An art installation inspired by a woman who pioneered the use of vaccines exactly 300 years ago is to be unveiled in Wentworth Castle Gardens, near Barnsley.
The artwork, by Yorkshire collaborators Lenny and Whale, is inspired by Lady Mary Wortley Montagu who brought the concept of the smallpox inoculation to England from Turkey in 1721. The practice involved infecting people with a small amount of the disease, to build immunity.
The artwork, entitled 'Colour Forms - straws upon the water', will be officially unveiled on March 18 at the National Trust site. It is part of an Artists in Residence project to explore the stories of Wentworth Castle Gardens, and is funded by the National Lottery Heritage Fund and Arts Council England, as part of the Wentworth & Elsecar Great Place Scheme.
The Sun Monument, an obelisk in Wentworth Castle Gardens, was dedicated to Lady Mary by William Wentworth, whose father Thomas Wentworth built the Wentworth Castle estate. William and his three sisters were some of the first children in England to be inoculated against smallpox, after Lady Mary made it fashionable amongst high society circles, including with royalty. Lady Mary’s connection to the area included marrying Edward Wortley Montagu, who came from Wortley Hall.
Lady Mary lost her brother to the disease and later, in 1715, suffered and recovered from it, but was left with extremely scarred skin. One of the deadliest diseases known to humans, smallpox is also the only human disease to have been eradicated by vaccination. The major breakthrough coming some decades after Lady Mary, when Edward Jenner discovered a safer way to protect people against the disease using the less harmful cowpox.
Artist Paul Slater, also known as Fabric Lenny, said: “When we first visited Wentworth Castle Gardens, we were struck by the story of Lady Mary and the sun monument which was erected in her honour. As the project developed it was striking to discover how this early medical intervention resonated with the current research being undertaken in the development of vaccines for the Coronavirus.”
Lenny and Whale studied the shapes and colours of virus imagery, and worked with families from Silkstone Primary School to develop concepts for the artwork. They also took inspiration from the Sun Monument, which is believed to be the oldest monument in the country dedicated to a non-royal woman.
Katrina Whale said: ‘We love making work for the outdoors, and creating something specifically for the Fernery at Wentworth Castle Gardens has been a total pleasure. It is such a beautiful environment with meandering paths and wonderful plant life.”
The artwork, which consists of a series of hand painted spheres, a molecular structure and two bespoke benches, will be situated in the Fernery, accompanied by a specially composed soundscape.
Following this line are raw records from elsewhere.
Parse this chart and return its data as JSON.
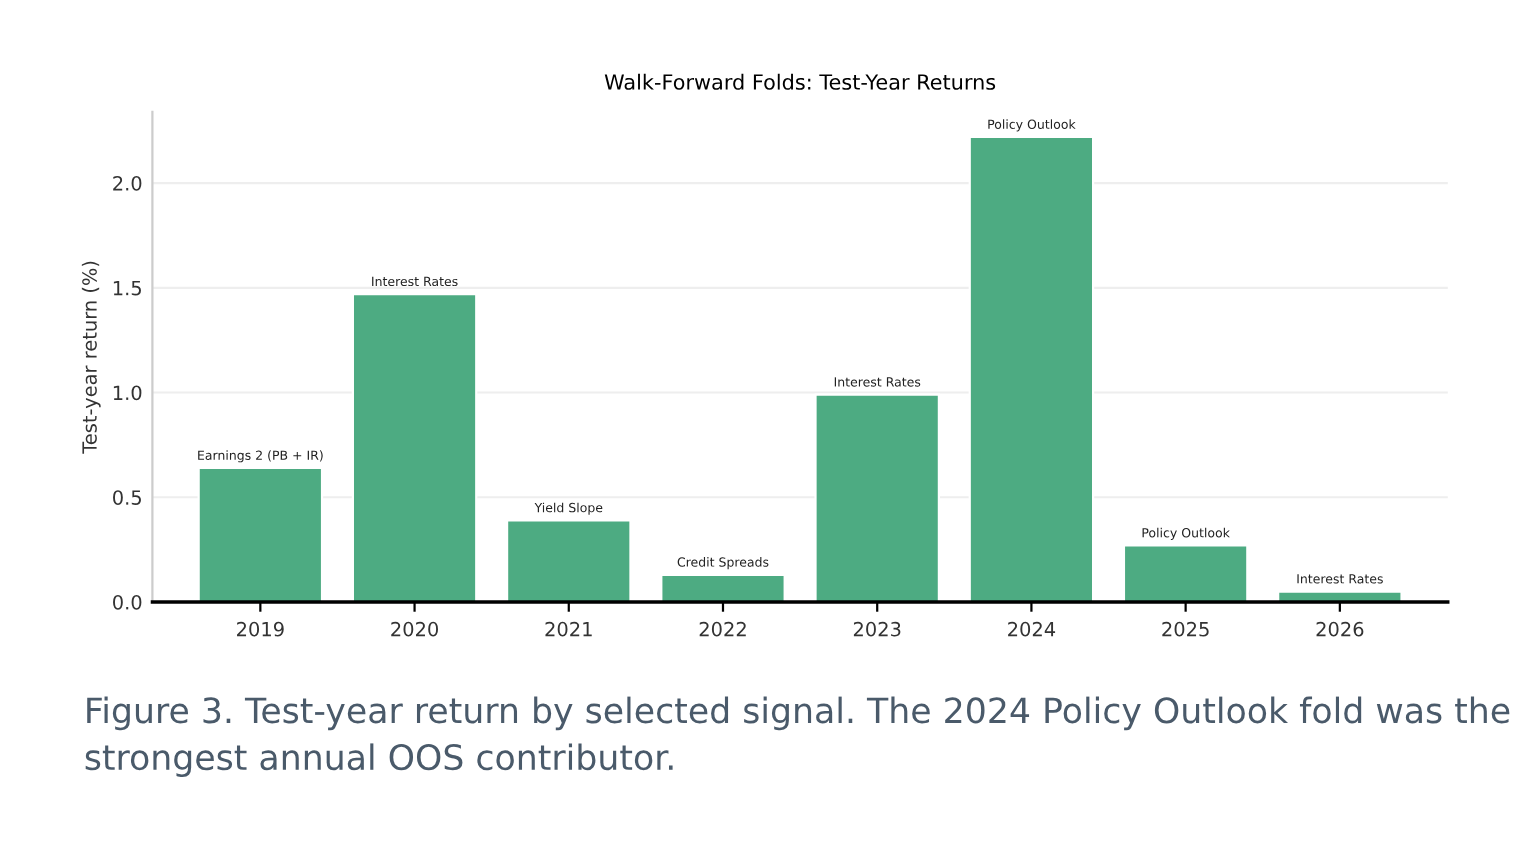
{
  "chart_data": {
    "type": "bar",
    "title": "Walk-Forward Folds: Test-Year Returns",
    "ylabel": "Test-year return (%)",
    "categories": [
      "2019",
      "2020",
      "2021",
      "2022",
      "2023",
      "2024",
      "2025",
      "2026"
    ],
    "values": [
      0.64,
      1.47,
      0.39,
      0.13,
      0.99,
      2.22,
      0.27,
      0.05
    ],
    "value_labels": [
      "Earnings 2 (PB + IR)",
      "Interest Rates",
      "Yield Slope",
      "Credit Spreads",
      "Interest Rates",
      "Policy Outlook",
      "Policy Outlook",
      "Interest Rates"
    ],
    "color": "#4dab82",
    "ylim": [
      0,
      2.34
    ],
    "yticks": [
      {
        "value": 0,
        "label": "0.0"
      },
      {
        "value": 0.5,
        "label": "0.5"
      },
      {
        "value": 1,
        "label": "1.0"
      },
      {
        "value": 1.5,
        "label": "1.5"
      },
      {
        "value": 2,
        "label": "2.0"
      }
    ],
    "grid": "y",
    "annotations": [
      "Figure 3. Test-year return by selected signal. The 2024 Policy Outlook fold was the strongest annual OOS contributor."
    ]
  }
}
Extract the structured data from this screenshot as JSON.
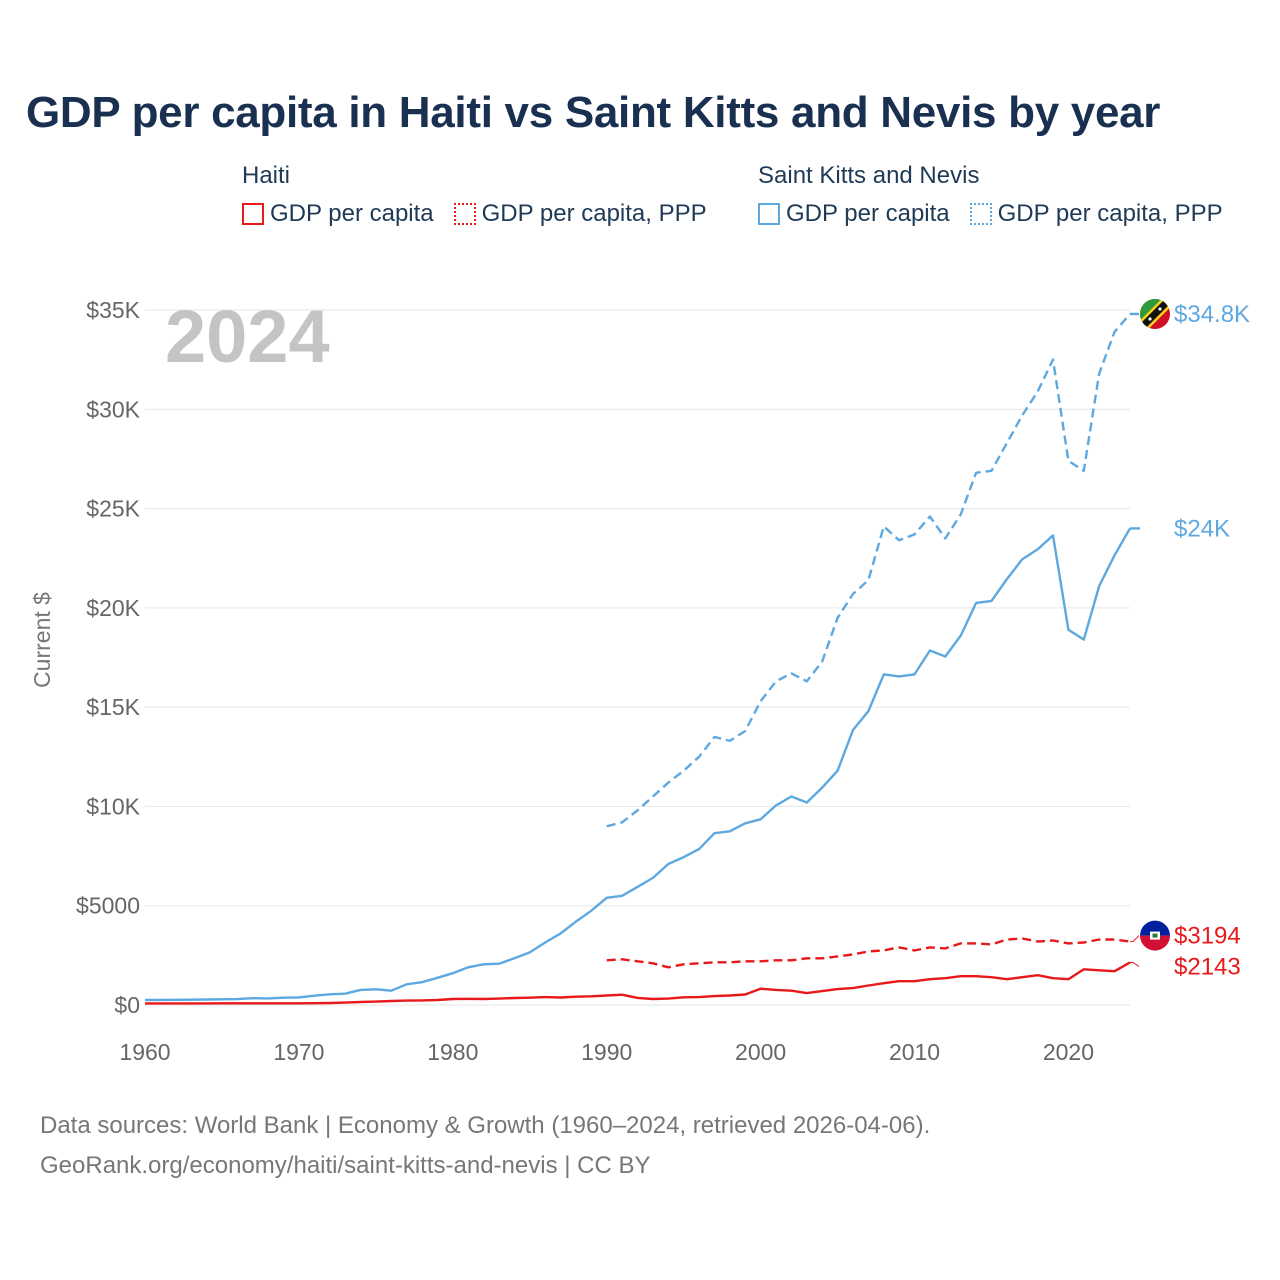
{
  "title": "GDP per capita in Haiti vs Saint Kitts and Nevis by year",
  "legend": {
    "haiti": {
      "title": "Haiti",
      "items": [
        "GDP per capita",
        "GDP per capita, PPP"
      ]
    },
    "skn": {
      "title": "Saint Kitts and Nevis",
      "items": [
        "GDP per capita",
        "GDP per capita, PPP"
      ]
    }
  },
  "year_label": "2024",
  "source": {
    "line1": "Data sources: World Bank | Economy & Growth (1960–2024, retrieved 2026-04-06).",
    "line2": "GeoRank.org/economy/haiti/saint-kitts-and-nevis | CC BY"
  },
  "colors": {
    "haiti": "#e8191a",
    "skn": "#5ea8e0",
    "grid": "#e6e6e6",
    "title": "#1a3050"
  },
  "chart_data": {
    "type": "line",
    "title": "GDP per capita in Haiti vs Saint Kitts and Nevis by year",
    "xlabel": "",
    "ylabel": "Current $",
    "xlim": [
      1960,
      2024
    ],
    "ylim": [
      0,
      35000
    ],
    "x_ticks": [
      1960,
      1970,
      1980,
      1990,
      2000,
      2010,
      2020
    ],
    "y_ticks": [
      0,
      5000,
      10000,
      15000,
      20000,
      25000,
      30000,
      35000
    ],
    "y_tick_labels": [
      "$0",
      "$5000",
      "$10K",
      "$15K",
      "$20K",
      "$25K",
      "$30K",
      "$35K"
    ],
    "series": [
      {
        "name": "Saint Kitts and Nevis GDP per capita, PPP",
        "country": "skn",
        "style": "dashed",
        "end_label": "$34.8K",
        "x": [
          1990,
          1991,
          1992,
          1993,
          1994,
          1995,
          1996,
          1997,
          1998,
          1999,
          2000,
          2001,
          2002,
          2003,
          2004,
          2005,
          2006,
          2007,
          2008,
          2009,
          2010,
          2011,
          2012,
          2013,
          2014,
          2015,
          2016,
          2017,
          2018,
          2019,
          2020,
          2021,
          2022,
          2023,
          2024
        ],
        "values": [
          9000,
          9200,
          9800,
          10500,
          11200,
          11800,
          12500,
          13500,
          13300,
          13800,
          15300,
          16300,
          16700,
          16300,
          17300,
          19500,
          20700,
          21400,
          24100,
          23400,
          23700,
          24600,
          23500,
          24700,
          26800,
          26900,
          28300,
          29700,
          30900,
          32500,
          27400,
          26900,
          31800,
          33900,
          34800
        ]
      },
      {
        "name": "Saint Kitts and Nevis GDP per capita",
        "country": "skn",
        "style": "solid",
        "end_label": "$24K",
        "x": [
          1960,
          1961,
          1962,
          1963,
          1964,
          1965,
          1966,
          1967,
          1968,
          1969,
          1970,
          1971,
          1972,
          1973,
          1974,
          1975,
          1976,
          1977,
          1978,
          1979,
          1980,
          1981,
          1982,
          1983,
          1984,
          1985,
          1986,
          1987,
          1988,
          1989,
          1990,
          1991,
          1992,
          1993,
          1994,
          1995,
          1996,
          1997,
          1998,
          1999,
          2000,
          2001,
          2002,
          2003,
          2004,
          2005,
          2006,
          2007,
          2008,
          2009,
          2010,
          2011,
          2012,
          2013,
          2014,
          2015,
          2016,
          2017,
          2018,
          2019,
          2020,
          2021,
          2022,
          2023,
          2024
        ],
        "values": [
          250,
          255,
          260,
          265,
          275,
          285,
          295,
          340,
          330,
          370,
          385,
          470,
          540,
          570,
          760,
          790,
          720,
          1040,
          1150,
          1370,
          1600,
          1900,
          2050,
          2080,
          2350,
          2650,
          3150,
          3600,
          4200,
          4750,
          5400,
          5500,
          5950,
          6400,
          7100,
          7450,
          7850,
          8650,
          8750,
          9150,
          9350,
          10050,
          10500,
          10200,
          10950,
          11800,
          13850,
          14800,
          16650,
          16550,
          16650,
          17850,
          17550,
          18600,
          20250,
          20350,
          21450,
          22450,
          22950,
          23650,
          18900,
          18400,
          21100,
          22650,
          24000
        ]
      },
      {
        "name": "Haiti GDP per capita, PPP",
        "country": "haiti",
        "style": "dashed",
        "end_label": "$3194",
        "x": [
          1990,
          1991,
          1992,
          1993,
          1994,
          1995,
          1996,
          1997,
          1998,
          1999,
          2000,
          2001,
          2002,
          2003,
          2004,
          2005,
          2006,
          2007,
          2008,
          2009,
          2010,
          2011,
          2012,
          2013,
          2014,
          2015,
          2016,
          2017,
          2018,
          2019,
          2020,
          2021,
          2022,
          2023,
          2024
        ],
        "values": [
          2250,
          2300,
          2200,
          2100,
          1900,
          2050,
          2100,
          2150,
          2150,
          2200,
          2200,
          2250,
          2250,
          2350,
          2350,
          2450,
          2550,
          2700,
          2750,
          2900,
          2750,
          2900,
          2850,
          3100,
          3100,
          3050,
          3300,
          3350,
          3200,
          3250,
          3100,
          3150,
          3300,
          3300,
          3194
        ]
      },
      {
        "name": "Haiti GDP per capita",
        "country": "haiti",
        "style": "solid",
        "end_label": "$2143",
        "x": [
          1960,
          1961,
          1962,
          1963,
          1964,
          1965,
          1966,
          1967,
          1968,
          1969,
          1970,
          1971,
          1972,
          1973,
          1974,
          1975,
          1976,
          1977,
          1978,
          1979,
          1980,
          1981,
          1982,
          1983,
          1984,
          1985,
          1986,
          1987,
          1988,
          1989,
          1990,
          1991,
          1992,
          1993,
          1994,
          1995,
          1996,
          1997,
          1998,
          1999,
          2000,
          2001,
          2002,
          2003,
          2004,
          2005,
          2006,
          2007,
          2008,
          2009,
          2010,
          2011,
          2012,
          2013,
          2014,
          2015,
          2016,
          2017,
          2018,
          2019,
          2020,
          2021,
          2022,
          2023,
          2024
        ],
        "values": [
          80,
          80,
          80,
          82,
          83,
          84,
          85,
          85,
          86,
          86,
          85,
          90,
          100,
          120,
          150,
          170,
          200,
          220,
          230,
          250,
          300,
          310,
          300,
          320,
          350,
          370,
          400,
          380,
          420,
          440,
          480,
          520,
          360,
          300,
          320,
          390,
          400,
          450,
          480,
          530,
          820,
          760,
          720,
          600,
          700,
          800,
          850,
          980,
          1100,
          1200,
          1200,
          1300,
          1350,
          1450,
          1450,
          1400,
          1300,
          1400,
          1500,
          1350,
          1300,
          1800,
          1750,
          1700,
          2143
        ]
      }
    ]
  }
}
The subtitle of the work, ‘straws upon the water’, is taken from a quote attributed to Lady Mary: 'I am afraid we are little better than straws upon the water; we may flatter ourselves that we swim, when the current carries us along.’
Wentworth Castle Gardens is managed by a partnership between Northern College, Barnsley Museums and the National Trust. It is owned by Barnsley Council.
Cllr Tim Cheetham, cabinet spokesperson for place at Barnsley Council, said: “These locations are really special, with fascinating histories. But I wonder how many people know one has a link to vaccines, which are so important today.
“It shows that we have some remarkable places right here on our doorstep. And when restrictions allow, amazing places to visit and appreciate.”
Ruth Carrington, partnerships and participation manager for the National Trust at Wentworth Castle Gardens, said: “We hope that the installation will allow visitors to discover the Fernery, a lesser-known part of the garden, and be inspired by the artwork in a beautiful and tranquil setting.
“So that everyone can appreciate this artwork, including those who aren’t local to us, due to Covid-19 restrictions, are shielding, or have limited mobility, we will be sharing photos and a short film of the installation on our website and social channels.”
The project is ultimately part of the Great Place project, looking at the shared histories of Wentworth Woodhouse, Elsecar Heritage Centre and Wentworth Castle Gardens.
Following the display at Wentworth Castle Gardens, the artwork will go on a mini-tour, moving to Cannon Hall Gardens in April and Elsecar Heritage Centre in May.
Wentworth Castle Gardens is open to visit for people living locally and must be pre-booked online in advance via www.nationaltrust.org.uk/wentworth-castle-gardens to comply with Covid-19 restrictions.